Big Brother (or at Least Big Mother) Embraces Dallas

My story about the creeping nanny state in Dallas is up on the web.

This is not the more important story I’ve ever written — I’ve investigated police misconduct, unsolved murders, and game-changing business innovations over the years — nor is it the most humorous. But far and away it’s the kind of story I’ve wanted to write for as long as I can remember, and one that most captures who I am.
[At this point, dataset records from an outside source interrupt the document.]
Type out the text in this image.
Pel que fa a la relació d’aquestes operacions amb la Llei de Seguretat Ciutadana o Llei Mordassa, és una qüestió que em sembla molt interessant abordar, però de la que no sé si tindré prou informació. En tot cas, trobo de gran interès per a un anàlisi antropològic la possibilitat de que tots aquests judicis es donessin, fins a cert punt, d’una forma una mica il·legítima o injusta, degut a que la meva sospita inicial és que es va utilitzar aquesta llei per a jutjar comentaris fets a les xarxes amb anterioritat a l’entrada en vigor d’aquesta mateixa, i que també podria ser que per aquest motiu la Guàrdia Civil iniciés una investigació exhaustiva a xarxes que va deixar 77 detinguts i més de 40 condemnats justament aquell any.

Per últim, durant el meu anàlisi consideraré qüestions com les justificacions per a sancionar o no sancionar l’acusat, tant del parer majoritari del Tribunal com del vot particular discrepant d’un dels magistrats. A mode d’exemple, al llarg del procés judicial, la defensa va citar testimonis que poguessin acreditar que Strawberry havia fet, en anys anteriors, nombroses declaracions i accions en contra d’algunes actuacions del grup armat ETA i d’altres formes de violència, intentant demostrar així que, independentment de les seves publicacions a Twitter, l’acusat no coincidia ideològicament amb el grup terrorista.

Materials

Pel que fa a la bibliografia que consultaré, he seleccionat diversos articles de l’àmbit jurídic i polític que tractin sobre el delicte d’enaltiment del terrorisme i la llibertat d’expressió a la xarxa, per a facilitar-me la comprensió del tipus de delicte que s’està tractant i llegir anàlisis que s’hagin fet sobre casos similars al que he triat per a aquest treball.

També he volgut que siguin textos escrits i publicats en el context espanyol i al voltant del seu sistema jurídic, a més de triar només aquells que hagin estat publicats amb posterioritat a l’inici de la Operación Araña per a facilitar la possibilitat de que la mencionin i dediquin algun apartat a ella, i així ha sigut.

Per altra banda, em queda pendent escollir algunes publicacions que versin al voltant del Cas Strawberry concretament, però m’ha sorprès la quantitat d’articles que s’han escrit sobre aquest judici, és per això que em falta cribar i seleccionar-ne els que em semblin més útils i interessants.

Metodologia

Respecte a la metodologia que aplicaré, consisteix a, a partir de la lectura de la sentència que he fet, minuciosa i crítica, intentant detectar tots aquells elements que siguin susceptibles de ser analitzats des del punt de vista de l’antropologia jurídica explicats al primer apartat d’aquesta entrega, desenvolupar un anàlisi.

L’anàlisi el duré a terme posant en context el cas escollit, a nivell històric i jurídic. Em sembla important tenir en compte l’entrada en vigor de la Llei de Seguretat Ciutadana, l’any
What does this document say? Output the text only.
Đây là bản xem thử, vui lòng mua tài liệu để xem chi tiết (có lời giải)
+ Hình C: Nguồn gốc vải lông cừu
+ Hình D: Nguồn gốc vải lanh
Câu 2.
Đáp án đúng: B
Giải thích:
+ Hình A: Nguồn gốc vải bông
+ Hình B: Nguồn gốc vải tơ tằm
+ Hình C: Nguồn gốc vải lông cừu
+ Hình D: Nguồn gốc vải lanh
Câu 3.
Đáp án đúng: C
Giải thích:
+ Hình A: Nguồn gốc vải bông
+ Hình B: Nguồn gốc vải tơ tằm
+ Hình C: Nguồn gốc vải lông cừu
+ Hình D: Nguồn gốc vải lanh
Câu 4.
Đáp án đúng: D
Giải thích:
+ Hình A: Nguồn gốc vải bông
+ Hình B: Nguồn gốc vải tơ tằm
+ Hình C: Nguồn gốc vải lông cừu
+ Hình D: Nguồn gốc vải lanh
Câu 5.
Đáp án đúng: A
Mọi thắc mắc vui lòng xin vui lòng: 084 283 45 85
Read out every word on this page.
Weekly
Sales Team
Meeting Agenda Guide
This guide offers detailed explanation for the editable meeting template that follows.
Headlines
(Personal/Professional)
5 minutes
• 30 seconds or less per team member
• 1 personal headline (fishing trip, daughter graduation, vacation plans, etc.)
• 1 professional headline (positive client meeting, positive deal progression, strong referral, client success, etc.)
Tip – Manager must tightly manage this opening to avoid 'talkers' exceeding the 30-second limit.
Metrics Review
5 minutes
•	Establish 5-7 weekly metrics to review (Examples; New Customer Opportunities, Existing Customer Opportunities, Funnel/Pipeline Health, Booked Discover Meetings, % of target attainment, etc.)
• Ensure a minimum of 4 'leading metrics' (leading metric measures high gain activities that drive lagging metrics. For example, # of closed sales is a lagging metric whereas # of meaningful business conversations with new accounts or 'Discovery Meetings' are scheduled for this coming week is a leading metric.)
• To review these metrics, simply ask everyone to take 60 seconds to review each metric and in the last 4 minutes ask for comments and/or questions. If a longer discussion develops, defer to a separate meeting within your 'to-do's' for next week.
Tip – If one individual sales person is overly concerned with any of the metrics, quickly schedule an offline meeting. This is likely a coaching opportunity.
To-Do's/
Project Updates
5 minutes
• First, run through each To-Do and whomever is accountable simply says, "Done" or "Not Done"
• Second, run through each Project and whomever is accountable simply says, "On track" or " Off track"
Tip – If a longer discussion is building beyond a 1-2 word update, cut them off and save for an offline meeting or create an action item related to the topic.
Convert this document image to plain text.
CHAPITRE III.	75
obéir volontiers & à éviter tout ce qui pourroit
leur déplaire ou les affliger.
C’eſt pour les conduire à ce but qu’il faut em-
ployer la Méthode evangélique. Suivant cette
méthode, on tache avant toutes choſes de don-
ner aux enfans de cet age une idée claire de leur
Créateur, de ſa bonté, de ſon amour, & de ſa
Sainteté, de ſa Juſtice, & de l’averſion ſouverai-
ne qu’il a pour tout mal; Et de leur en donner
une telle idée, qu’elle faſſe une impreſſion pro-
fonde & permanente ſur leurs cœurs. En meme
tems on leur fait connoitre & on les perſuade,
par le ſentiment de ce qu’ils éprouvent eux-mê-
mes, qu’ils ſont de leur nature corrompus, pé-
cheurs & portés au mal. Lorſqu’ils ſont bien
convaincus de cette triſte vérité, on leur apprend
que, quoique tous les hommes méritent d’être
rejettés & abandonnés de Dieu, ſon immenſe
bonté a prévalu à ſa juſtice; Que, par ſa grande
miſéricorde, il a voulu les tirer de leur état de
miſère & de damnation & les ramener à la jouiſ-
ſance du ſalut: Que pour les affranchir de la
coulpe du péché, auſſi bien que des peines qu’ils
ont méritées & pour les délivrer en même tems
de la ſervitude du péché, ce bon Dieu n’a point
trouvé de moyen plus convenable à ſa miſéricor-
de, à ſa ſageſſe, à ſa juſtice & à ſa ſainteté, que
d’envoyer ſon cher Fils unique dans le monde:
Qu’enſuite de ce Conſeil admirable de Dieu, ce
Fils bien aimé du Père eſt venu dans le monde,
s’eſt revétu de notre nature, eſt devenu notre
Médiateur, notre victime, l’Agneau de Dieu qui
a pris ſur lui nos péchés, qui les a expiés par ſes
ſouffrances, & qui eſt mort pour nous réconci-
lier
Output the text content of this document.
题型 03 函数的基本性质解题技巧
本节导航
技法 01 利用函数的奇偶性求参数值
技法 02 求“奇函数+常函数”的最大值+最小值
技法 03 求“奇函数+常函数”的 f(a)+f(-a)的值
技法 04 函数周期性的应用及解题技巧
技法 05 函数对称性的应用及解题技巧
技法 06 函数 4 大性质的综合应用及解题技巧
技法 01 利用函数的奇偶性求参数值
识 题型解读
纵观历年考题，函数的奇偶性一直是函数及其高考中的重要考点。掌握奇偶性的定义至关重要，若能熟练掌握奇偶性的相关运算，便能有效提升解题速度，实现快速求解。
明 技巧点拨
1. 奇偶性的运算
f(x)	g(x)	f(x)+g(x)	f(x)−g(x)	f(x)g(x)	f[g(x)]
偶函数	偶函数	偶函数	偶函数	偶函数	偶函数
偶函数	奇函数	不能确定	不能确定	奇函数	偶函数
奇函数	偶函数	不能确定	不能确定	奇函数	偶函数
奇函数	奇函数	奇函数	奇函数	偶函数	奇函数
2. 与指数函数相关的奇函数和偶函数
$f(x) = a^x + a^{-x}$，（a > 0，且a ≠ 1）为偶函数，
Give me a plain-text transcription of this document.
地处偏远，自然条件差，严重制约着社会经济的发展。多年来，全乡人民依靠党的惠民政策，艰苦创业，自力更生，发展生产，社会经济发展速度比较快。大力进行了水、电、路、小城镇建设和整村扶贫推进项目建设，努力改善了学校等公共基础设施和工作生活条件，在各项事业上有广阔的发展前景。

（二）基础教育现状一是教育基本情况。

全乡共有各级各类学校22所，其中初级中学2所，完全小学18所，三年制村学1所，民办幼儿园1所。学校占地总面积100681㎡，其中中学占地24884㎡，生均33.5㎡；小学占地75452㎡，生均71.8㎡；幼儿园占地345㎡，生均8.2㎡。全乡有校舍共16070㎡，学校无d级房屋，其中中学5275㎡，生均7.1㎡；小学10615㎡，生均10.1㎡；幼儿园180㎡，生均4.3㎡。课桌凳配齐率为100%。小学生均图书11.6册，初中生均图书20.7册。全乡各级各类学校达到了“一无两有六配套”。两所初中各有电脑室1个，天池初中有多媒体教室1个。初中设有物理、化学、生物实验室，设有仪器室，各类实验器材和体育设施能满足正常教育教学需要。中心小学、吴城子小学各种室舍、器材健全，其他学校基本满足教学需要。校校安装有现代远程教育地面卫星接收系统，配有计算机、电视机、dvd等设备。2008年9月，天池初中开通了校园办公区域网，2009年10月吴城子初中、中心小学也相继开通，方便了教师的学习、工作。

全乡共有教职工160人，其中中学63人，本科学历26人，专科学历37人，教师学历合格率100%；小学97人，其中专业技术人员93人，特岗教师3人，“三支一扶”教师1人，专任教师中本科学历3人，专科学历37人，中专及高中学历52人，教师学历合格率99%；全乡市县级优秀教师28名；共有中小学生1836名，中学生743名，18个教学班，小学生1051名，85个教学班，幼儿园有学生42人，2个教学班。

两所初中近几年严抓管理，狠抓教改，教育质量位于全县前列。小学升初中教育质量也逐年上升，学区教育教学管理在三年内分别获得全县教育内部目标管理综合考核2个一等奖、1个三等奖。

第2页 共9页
Jacob Sullum, a friend and an editor at Reason magazine, best summarizes the piece:

In the latest issue of D magazine, Trey Garrison explores some of Dallas’ more intrusive, arbitrary, and puzzling regulations. Garrison, who quotes me and notes that Dallas ranked 17th on Radley Balko’s list of “the worst nanny-state cities in America,” laments “the wussification of Dallas,” pining for the days when the city was known for its brothels, casinos, and bars where you could smoke—as opposed to nowadays, when Dallasites go to Oklahoma for fun (Indian gambling and cheap liquor). Garrison tests the limits of the city’s tolerance by, among other things, riding a bicycle hands-free, brandishing a toy gun in public, and getting illegally close to a stripper. “Mandatory helmets are only for bike riders,” he notes, “not bikers [i.e., motorcyclists]. Groups of guys in leather on hogs are a more intimidating lobby than groups of guys in spandex shorts.” Speaking of shorts, Dallas has decreed that taxi drivers may not wear them. More, including the lowdown on the legality of requesting a blowjob and the transparent paternalism behind restrictions on convenience store window signs, here.


  1. Matt says:

    Your link to your story is screwed up.

  2. Fixed. Thank you, Matt.

  3. Bear says:

    Dallas is becoming overrun by fluffy bunnies… Sad, very sad.

  4. Bear says:

    Oh, and outstanding article, Trey.

  5. Frank says:

    Good article. I fear we are only in for more of this on both the local and national level. God save us from those who wish to save us!

  6. Steve says:

    The new target for Mother Gubment : salt

    I don’t know how people can stand living on the coasts.